Monitoring Secrets Manager with Amazon CloudWatch - AWS Secrets Manager

Monitoring Secrets Manager with Amazon CloudWatch

You can monitor AWS Secrets Manager using Amazon CloudWatch, which collects raw data and processes it into readable, near real-time metrics. These statistics are kept for 15 months, so that you can access historical information and gain a better perspective on how your web application or service is performing. You can also set alarms that watch for certain thresholds, and send notifications or take actions when those thresholds are met. For more information, see the Amazon CloudWatch User Guide.

For Secrets Manager, you can use CloudWatch to alert you when your request rate for APIs or the number of secrets in your account reaches a specific threshold. You can also use CloudWatch to monitor estimated Secrets Manager charges. For more information, see Creating a billing alarm to monitor your estimated AWS charges.

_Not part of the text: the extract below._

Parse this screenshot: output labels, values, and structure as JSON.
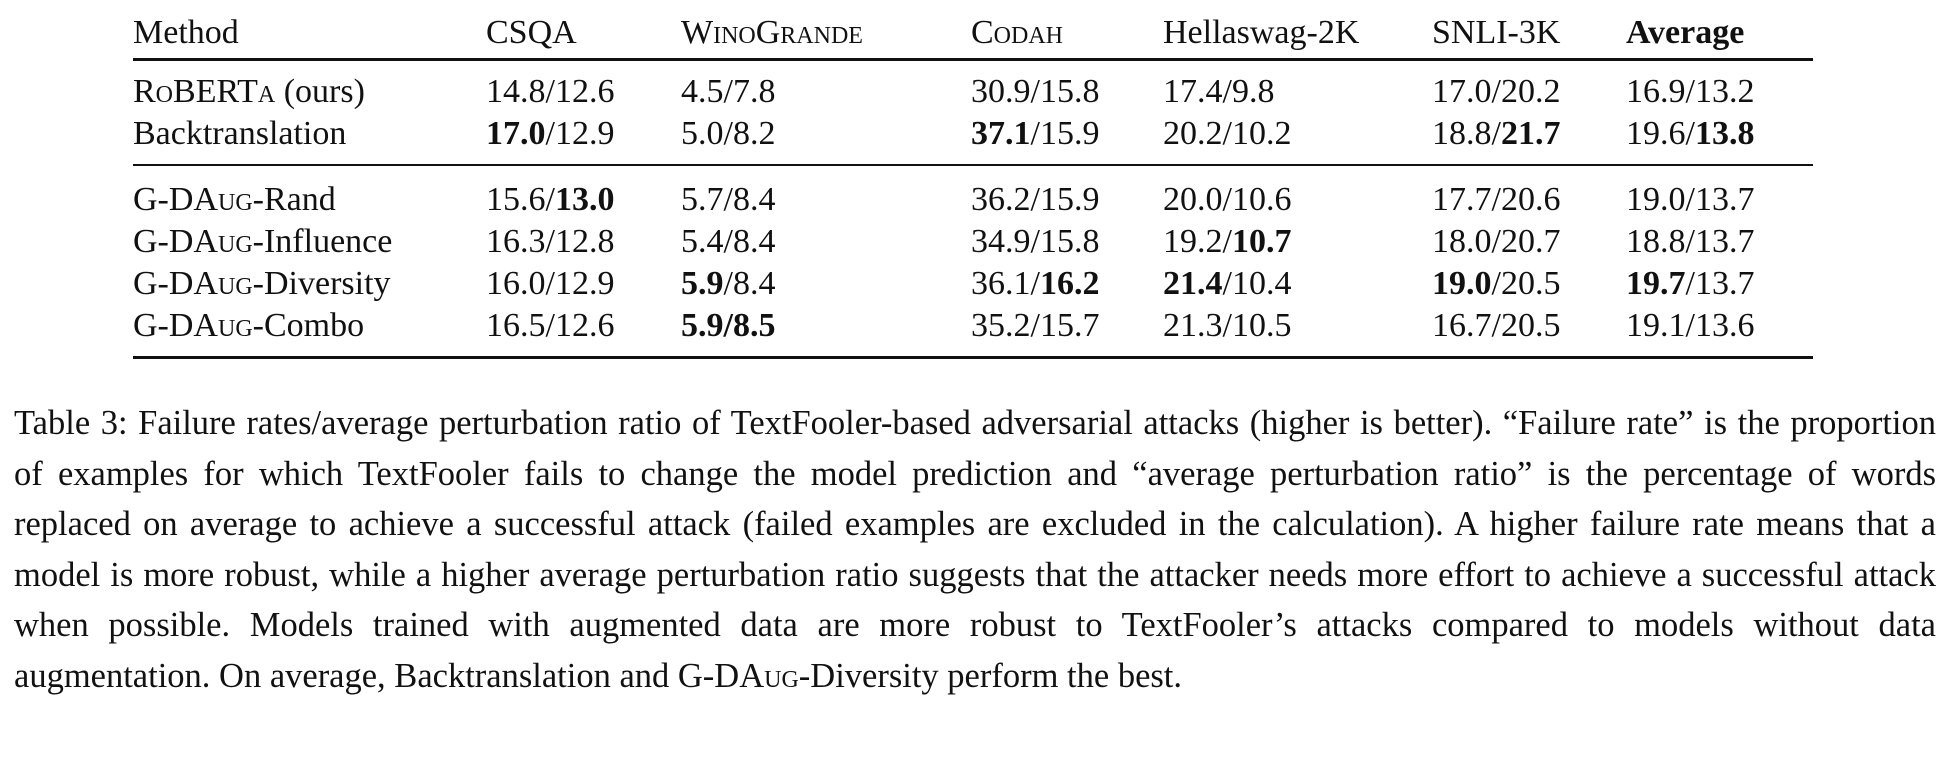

Secrets Manager metrics and dimensions

The AWS/SecretsManager namespace includes the following metrics.

Metric Description

ResourceCount

The number of secrets in your account, including secrets that are marked for deletion. The metric is published hourly.

Units: Count

Dimensions for the Secrets Manager metrics.

Dimension Description
Service The name of the AWS service containing the resource. For Secrets Manager, the value for this dimention is Secrets Manager.
Type The type of entity that is being reported. For Secrets Manager, the value for this dimention is Resource.
Resource The type of resource that is running. For Secrets Manager, the value for this dimention is SecretCount.
Class None.

Secrets Manager API requests that you can monitor using CloudWatch metrics include GetSecretValue, DescribeSecret, ListSecrets, and others. To find metrics, in the CloudWatch console, choose All metrics, and then in the search box, enter your search term, for example secrets.

Create alarms to monitor Secrets Manager metrics

You can create a CloudWatch alarm that sends an Amazon SNS message when the value of the metric changes and causes the alarm to change state. An alarm watches a metric over a time period you specify, and performs actions based on the value of the metric relative to a given threshold over a number of time periods. Alarms invoke actions for sustained state changes only. CloudWatch alarms do not invoke actions simply because they are in a particular state; the state must have changed and been maintained for a specified number of periods.

For more information, see Using Amazon CloudWatch alarms.

Secrets Manager events

Secrets Manager integrates with Amazon EventBridge to notify you of certain events that affect your secrets. With Amazon EventBridge, you can be notified of Secrets Manager events that happen except Get* API calls. You can configure EventBridge rules that look for these events and then send new generated events to an Amazon SNS topic that emails or text messages to subscribers.

For more information, see Creating Amazon EventBridge rules that react to events.

Amazon CloudWatch Synthetics canaries

Amazon CloudWatch Synthetics canaries are configurable scripts that run on a schedule to monitor your endpoints and APIs. Canaries follow the same routes and perform the same actions as a customer, which makes it possible for you to continually verify your customer experience even when you don't have any customer traffic on your applications.

For an example of how to integrate Secrets Manager, see Integrating your canary with other AWS services.